F. The HPRB’s jurisdiction
The Health Professions Review Board has jurisdiction over the adequacy of investigations and the reasonableness of (some) Inquiry Committee dispositions. However, as the BC Court of Appeal determined in the Dawson case (in early 2022, which we covered in our 2021 Professional Regulation Round-up here), the HPRB lacks authority to deal with process issues that do not impact the adequacy of investigation or the reasonableness of the disposition. This limited jurisdiction was again confirmed where the BC Supreme Court held the HPRB lacks jurisdiction to make an order about the composition of an Inquiry Committee panel, or about events occurring after a disposition: College of Dental Surgeons of BC v. Health Professions Review Board, 2022 BCSC 941. In that case, the HPRB ordered, among other things, that the college appoint a new panel to include an orthodontist. The court found (at para. 36), “The enabling statute does not confer onto the Board any authority to control the composition of the Committee or a panel of the Committee reconsidering a matter sent back to the Inquiry Committee. It does not fall within the mandate of the Board to determine who should be on the Committee or what members of the Committee should reconsider a matter.” Accordingly, the HPRB’s direction was “extraneous to the Inquiry Committee’s reconsideration of the Complaint, it is not within the Board’s jurisdiction and is therefore patently unreasonable” (at para. 41).
G. Honourable mentions
Here are three other court decisions of potential interest.
1. The (limited) duty of disciplinary panels to assist self-represented litigants: Hirtie v. College of Nurses of Ontario, 2022 ONSC 1479.
2. Applications for judicial review during a disciplinary hearing are generally premature: Hemminger v. Law Society of BC, 2022 BCSC 30.

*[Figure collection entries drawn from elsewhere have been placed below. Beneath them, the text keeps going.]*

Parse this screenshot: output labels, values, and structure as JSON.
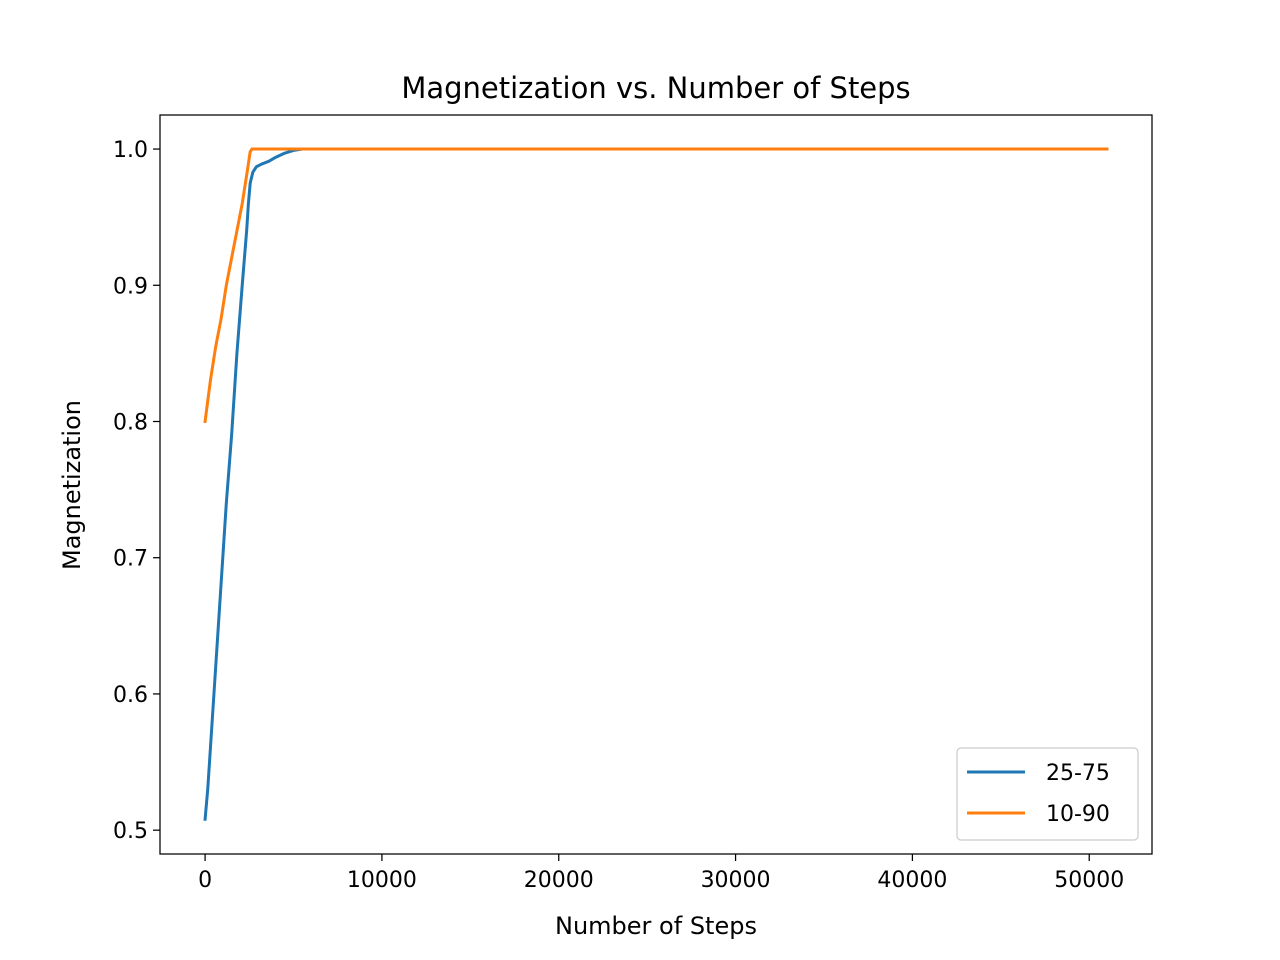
{
  "chart_data": {
    "type": "line",
    "title": "Magnetization vs. Number of Steps",
    "xlabel": "Number of Steps",
    "ylabel": "Magnetization",
    "xlim": [
      -2550,
      53550
    ],
    "ylim": [
      0.4825,
      1.025
    ],
    "xticks": [
      0,
      10000,
      20000,
      30000,
      40000,
      50000
    ],
    "xtick_labels": [
      "0",
      "10000",
      "20000",
      "30000",
      "40000",
      "50000"
    ],
    "yticks": [
      0.5,
      0.6,
      0.7,
      0.8,
      0.9,
      1.0
    ],
    "ytick_labels": [
      "0.5",
      "0.6",
      "0.7",
      "0.8",
      "0.9",
      "1.0"
    ],
    "grid": false,
    "legend_position": "lower-right",
    "series": [
      {
        "name": "25-75",
        "color": "#1f77b4",
        "x": [
          0,
          150,
          300,
          600,
          900,
          1200,
          1500,
          1800,
          2100,
          2350,
          2450,
          2550,
          2700,
          2900,
          3200,
          3600,
          4000,
          4500,
          5000,
          5500,
          6000,
          10000,
          20000,
          30000,
          40000,
          51000
        ],
        "y": [
          0.508,
          0.53,
          0.56,
          0.62,
          0.68,
          0.74,
          0.79,
          0.85,
          0.9,
          0.94,
          0.96,
          0.975,
          0.983,
          0.987,
          0.989,
          0.991,
          0.994,
          0.997,
          0.999,
          1.0,
          1.0,
          1.0,
          1.0,
          1.0,
          1.0,
          1.0
        ]
      },
      {
        "name": "10-90",
        "color": "#ff7f0e",
        "x": [
          0,
          100,
          300,
          600,
          900,
          1200,
          1500,
          1800,
          2100,
          2400,
          2550,
          2650,
          2800,
          3500,
          10000,
          20000,
          30000,
          40000,
          51000
        ],
        "y": [
          0.8,
          0.81,
          0.83,
          0.855,
          0.875,
          0.9,
          0.92,
          0.94,
          0.96,
          0.985,
          0.998,
          1.0,
          1.0,
          1.0,
          1.0,
          1.0,
          1.0,
          1.0,
          1.0
        ]
      }
    ]
  }
}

3. The Alberta Court of Appeal rendered an interesting decision about when discipline panels should or should not award costs: Jinnah v. Alberta Dental Association and College, 2022 ABCA 336. Essentially,, that court reasoned (at para. 136), “The imposition of all or a significant percentage of the costs of self-regulation on the profession as a whole is fair because all members benefit from self-regulation.” (emphasis added) Accordingly, a finding of misconduct does not, by itself, warrant a tribunal imposing a significant portion of costs of an investigation into and hearing of a complaint an a professional, absent a compelling reason (at para. 139).
For purposes of BC regulators, the most notable aspect of the Jinnah case is that it does not apply in BC, where the prevailing consideration is not how a court might set policy for how discipline committees should award costs, but rather the legislature’s intention in providing for “costs” under the HPA. BC courts have held that, when the legislature refers to “costs” in statutes, it intends that tribunals apply principles that courts apply when awarding and quantifying costs in civil proceedings, unless a statute says otherwise, e.g., in Roberts v. College of Dental Surgeons (British Columbia) (1999), 63 B.C.L.R. (3d) 116 (C.A.) and Shpak v. Institute of Chartered Accountants of British Columbia, 2003 BCCA 149. One such principle is that costs usually “follow the event”, meaning costs will normally be awarded against an unsuccessful party. However, another costs principle is that a tribunal should generally award only costs (meaning legal fees) on a partial-indemnity basis (often called “party-and-party” costs), and should not require the payment of all (or substantially all) costs (often called “special” costs or “solicitor-client” costs) except where a litigant has engaged in reprehensible conduct. But a costs may provide for 100% of reasonable disbursements (other than lawyers’ fees).